Analyzing the original source of unresolved “Device names” by IP address

It may be necessary to build a correlation between the activity event which includes unresolved (VPN) Client IP and the event when the VPN connection was established. This provides you full details and context of the access path for investigation of a suspicious activity or in case of an incident.

A query of the “VPN client”-IP address in the diagnostic logs of the P2S connection allows you to find detailed information. In this case, the “Connection successful” event includes a “message” property with the original “Username” and the related unique “OVPN activity ID”:

The “unique activity ID” helps us to find the related log entry of the “AAD Token payload event” from this VPN session. I’ve already described this event in the first part of the blog post. As you can see all related information (on-premises SID, Device ID, Public IP address) are part of this Diagnostic log:

This should enable you to build a correlation between the unresolved (VPN) client IP and the related device/user object in Azure AD.

Attack scenarios on Kerberos (Azure AD-joined device)

Obviously it’s important to protect Kerberos tickets on the Azure AD-joined devices even if it’s a modern managed device and has no (direct) domain membership in Active Directory.

Therefore, restrict and monitor the access to the LSASS process which is one of the actions to avoid credential stealing.

Consider to deploy “Windows Defender Credential Guard” in combination of “Hypervisor-protected code integrity” (HVCI).

As already described, strictly avoid the delegation of local admin permissions or create manage local “Administrator” accounts without unique/rotating passwords. Mitigation actions from the “Pass-the-PRT scenario” should be also part of your defense to prevent most kinds of credential attacks on the client.

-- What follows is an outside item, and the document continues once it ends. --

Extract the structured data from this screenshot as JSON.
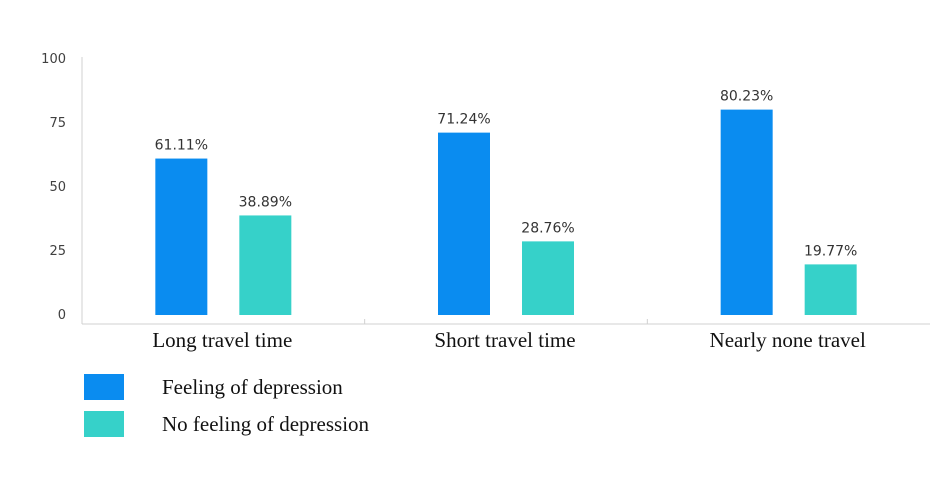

Active monitoring of your Active Directory environments is always important in “hybrid identity” scenarios and therefore also essential if you are using FIDO2 for on-premises access. As we already seen, “Microsoft Defender for Identity” should be used to detect suspicious activity (even from clients without “traditional” domain membership).

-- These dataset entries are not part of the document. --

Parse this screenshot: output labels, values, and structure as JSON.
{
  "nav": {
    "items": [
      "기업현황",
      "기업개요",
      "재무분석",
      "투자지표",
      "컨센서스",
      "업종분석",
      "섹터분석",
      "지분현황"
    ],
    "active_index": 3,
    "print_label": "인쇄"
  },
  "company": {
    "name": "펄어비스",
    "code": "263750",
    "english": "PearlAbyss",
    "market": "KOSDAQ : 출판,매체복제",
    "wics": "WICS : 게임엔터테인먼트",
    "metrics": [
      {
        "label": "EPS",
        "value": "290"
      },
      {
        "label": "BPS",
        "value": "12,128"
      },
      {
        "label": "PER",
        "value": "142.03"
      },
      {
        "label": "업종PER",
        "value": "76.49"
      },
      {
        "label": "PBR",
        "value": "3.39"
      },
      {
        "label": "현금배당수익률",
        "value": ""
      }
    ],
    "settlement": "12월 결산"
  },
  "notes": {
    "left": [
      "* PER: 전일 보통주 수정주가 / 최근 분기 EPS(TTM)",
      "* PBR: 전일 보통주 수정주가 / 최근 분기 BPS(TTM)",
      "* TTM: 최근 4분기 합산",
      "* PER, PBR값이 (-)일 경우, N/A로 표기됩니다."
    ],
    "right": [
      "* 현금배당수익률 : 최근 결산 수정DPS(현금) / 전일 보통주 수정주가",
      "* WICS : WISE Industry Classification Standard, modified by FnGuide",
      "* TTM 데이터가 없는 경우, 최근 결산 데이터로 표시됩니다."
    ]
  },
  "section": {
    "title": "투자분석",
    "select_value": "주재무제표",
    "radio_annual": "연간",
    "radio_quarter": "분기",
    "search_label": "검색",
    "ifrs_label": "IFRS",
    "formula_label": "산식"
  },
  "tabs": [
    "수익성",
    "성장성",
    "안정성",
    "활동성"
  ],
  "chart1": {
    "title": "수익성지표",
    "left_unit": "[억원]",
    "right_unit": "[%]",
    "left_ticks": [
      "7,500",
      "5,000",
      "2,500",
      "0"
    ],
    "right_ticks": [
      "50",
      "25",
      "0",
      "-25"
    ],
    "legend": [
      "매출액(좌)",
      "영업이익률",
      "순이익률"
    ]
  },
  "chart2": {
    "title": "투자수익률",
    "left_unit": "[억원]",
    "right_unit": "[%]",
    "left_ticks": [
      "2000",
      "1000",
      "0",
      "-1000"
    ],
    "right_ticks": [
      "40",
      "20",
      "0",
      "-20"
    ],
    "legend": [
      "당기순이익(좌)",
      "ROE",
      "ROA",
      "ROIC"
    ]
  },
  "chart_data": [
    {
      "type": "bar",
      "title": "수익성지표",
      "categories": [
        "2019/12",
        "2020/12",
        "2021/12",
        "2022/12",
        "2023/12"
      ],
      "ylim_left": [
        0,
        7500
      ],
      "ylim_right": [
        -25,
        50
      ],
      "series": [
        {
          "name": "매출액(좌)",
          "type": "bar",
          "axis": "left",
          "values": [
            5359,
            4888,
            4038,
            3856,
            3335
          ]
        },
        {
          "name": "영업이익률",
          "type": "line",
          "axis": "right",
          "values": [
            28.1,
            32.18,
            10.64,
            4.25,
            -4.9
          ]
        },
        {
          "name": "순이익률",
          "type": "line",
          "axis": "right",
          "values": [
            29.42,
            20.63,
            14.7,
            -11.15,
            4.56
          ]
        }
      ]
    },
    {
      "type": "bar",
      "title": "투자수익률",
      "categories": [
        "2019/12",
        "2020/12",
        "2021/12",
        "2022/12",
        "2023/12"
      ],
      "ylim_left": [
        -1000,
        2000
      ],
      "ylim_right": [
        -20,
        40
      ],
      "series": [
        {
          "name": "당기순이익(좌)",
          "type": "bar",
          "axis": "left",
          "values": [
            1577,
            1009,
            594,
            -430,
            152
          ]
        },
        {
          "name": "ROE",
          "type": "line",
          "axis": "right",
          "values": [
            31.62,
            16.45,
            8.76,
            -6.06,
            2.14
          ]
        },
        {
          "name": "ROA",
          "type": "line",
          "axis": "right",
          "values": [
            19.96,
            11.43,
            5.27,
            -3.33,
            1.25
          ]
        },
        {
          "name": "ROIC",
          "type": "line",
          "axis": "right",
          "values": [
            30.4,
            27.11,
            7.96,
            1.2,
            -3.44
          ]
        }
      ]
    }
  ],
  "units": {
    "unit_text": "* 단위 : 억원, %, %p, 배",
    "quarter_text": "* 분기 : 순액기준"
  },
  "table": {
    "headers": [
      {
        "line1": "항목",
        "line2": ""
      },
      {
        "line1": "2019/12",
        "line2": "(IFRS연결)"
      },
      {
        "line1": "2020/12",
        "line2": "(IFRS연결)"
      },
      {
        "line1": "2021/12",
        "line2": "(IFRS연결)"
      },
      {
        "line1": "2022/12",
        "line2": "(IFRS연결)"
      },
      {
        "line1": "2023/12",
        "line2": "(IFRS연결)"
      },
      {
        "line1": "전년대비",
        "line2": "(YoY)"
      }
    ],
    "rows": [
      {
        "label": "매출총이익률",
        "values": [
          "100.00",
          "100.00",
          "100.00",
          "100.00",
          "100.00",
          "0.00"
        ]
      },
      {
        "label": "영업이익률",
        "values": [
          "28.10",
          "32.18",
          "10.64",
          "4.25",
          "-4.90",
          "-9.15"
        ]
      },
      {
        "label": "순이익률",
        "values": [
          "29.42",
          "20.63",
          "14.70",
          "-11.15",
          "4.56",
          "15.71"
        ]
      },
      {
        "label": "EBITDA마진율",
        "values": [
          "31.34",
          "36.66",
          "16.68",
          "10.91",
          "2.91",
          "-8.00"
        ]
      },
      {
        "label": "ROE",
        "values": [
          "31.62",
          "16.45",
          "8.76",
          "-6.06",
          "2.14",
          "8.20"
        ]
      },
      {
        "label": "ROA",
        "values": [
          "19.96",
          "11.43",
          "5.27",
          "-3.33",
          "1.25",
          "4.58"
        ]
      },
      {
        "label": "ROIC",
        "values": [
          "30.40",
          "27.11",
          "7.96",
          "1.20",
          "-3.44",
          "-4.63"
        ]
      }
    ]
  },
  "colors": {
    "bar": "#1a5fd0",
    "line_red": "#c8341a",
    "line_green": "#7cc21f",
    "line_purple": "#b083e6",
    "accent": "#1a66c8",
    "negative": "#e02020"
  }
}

Otherwise, attackers will be able to gain on-premises access by using “Pass-the-Ticket” attacks or other offensive techniques on the Azure AD-joined device. As you can see in the following screenshot from mimikatz:

And finally, rotation of all “krbtgt” keys in your Active Directory domain should be part of your operational (security) tasks. This should also include the “krbtgt_AzureAD” as described in the first part of this article.